Kokkinakis Dimitrios
Department of Swedish Language, Språkdata, University of Gothenburg, Sweden.
Stud Health Technol Inform. 2008;136:217-22.
In the context of scientific and technical texts, meaning is usually embedded in noun compounds and the semantic interpretation of these compounds deals with the detection and semantic classification of the relation that holds between the compound's constituents. Semantic relation mining, the technology applied for marking up, interpreting, extracting and classifying relations that hold between pairs of words, is an important enterprise that contribute to deeper means of enhancing document understanding technologies, such as Information Extraction, Question Answering, Summarization, Paraphrasing, Ontology Building and Textual Entailment. This paper explores the application of assigning semantic descriptors taken from a multilingual medical thesaurus to a large sample of solid (closed form) compounds taken from large Swedish medical corpora, and determining the relation(s) that may hold between the compound constituents. Our work is inspired by previous research in the area of using lexical hierarchies for identifying relations between two-word noun compounds in the medical domain. In contrast to previous research, Swedish, as other Germanic languages, require further means of analysis, since compounds are written as one sequence with no white space between the words, e.g. virus diseases vs. virussjukdomar, which makes the problem more challenging, since solid compounds are harder to identify and segment.

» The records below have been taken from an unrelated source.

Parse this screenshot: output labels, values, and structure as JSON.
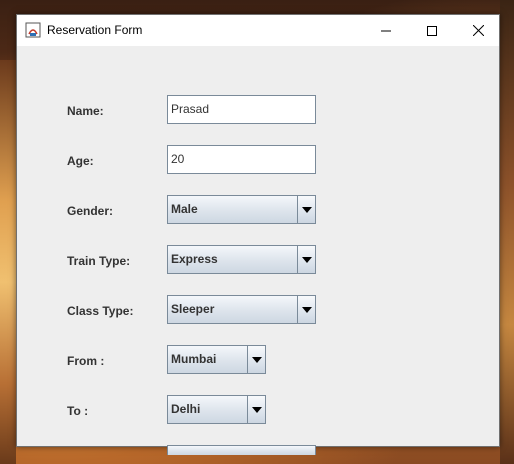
{
  "window": {
    "title": "Reservation Form",
    "controls": {
      "minimize": "minimize-icon",
      "maximize": "maximize-icon",
      "close": "close-icon"
    }
  },
  "form": {
    "name_label": "Name:",
    "name_value": "Prasad",
    "age_label": "Age:",
    "age_value": "20",
    "gender_label": "Gender:",
    "gender_value": "Male",
    "train_type_label": "Train Type:",
    "train_type_value": "Express",
    "class_type_label": "Class Type:",
    "class_type_value": "Sleeper",
    "from_label": "From :",
    "from_value": "Mumbai",
    "to_label": "To :",
    "to_value": "Delhi"
  },
  "colors": {
    "window_bg": "#eeeeee",
    "label_text": "#333333",
    "field_border": "#7a8a99"
  }
}
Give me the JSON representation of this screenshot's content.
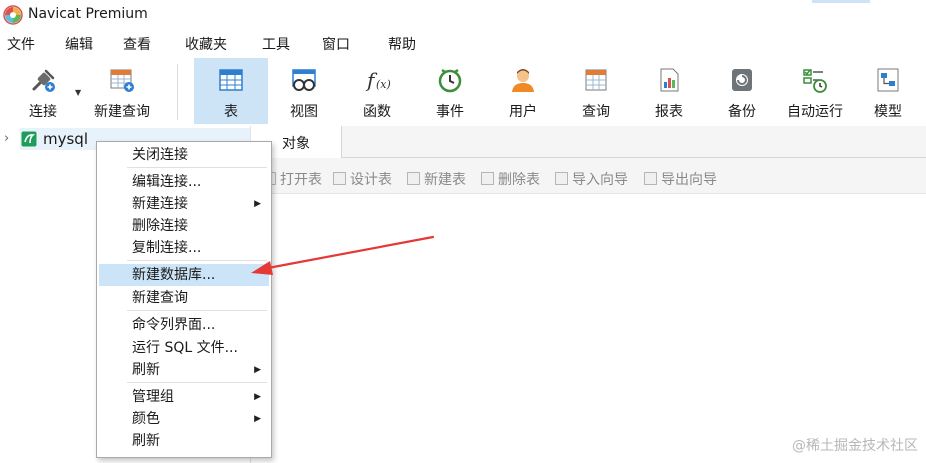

在科技文本的语境中,意义通常蕴含在名词复合词中,而这些复合词的语义解释涉及对复合词成分之间关系的检测和语义分类。语义关系挖掘是一种用于标记、解释、提取和分类词对之间关系的技术,是一项重要的工作,有助于深化诸如信息提取、问答、摘要、释义、本体构建和文本蕴含等文档理解技术。本文探讨了将取自多语言医学词库的语义描述符应用于从大型瑞典医学语料库中抽取的大量固态(封闭形式)复合词样本,并确定复合词成分之间可能存在的关系。我们的工作受到该领域先前研究的启发,即利用词汇层次结构来识别医学领域中双词名词复合词之间的关系。与先前的研究不同,瑞典语和其他日耳曼语一样,需要进一步的分析方法,因为复合词写成一个序列,词与词之间没有空格,例如“virus diseases”(病毒疾病)对应“virussjukdomar”,这使得问题更具挑战性,因为固态复合词更难识别和切分。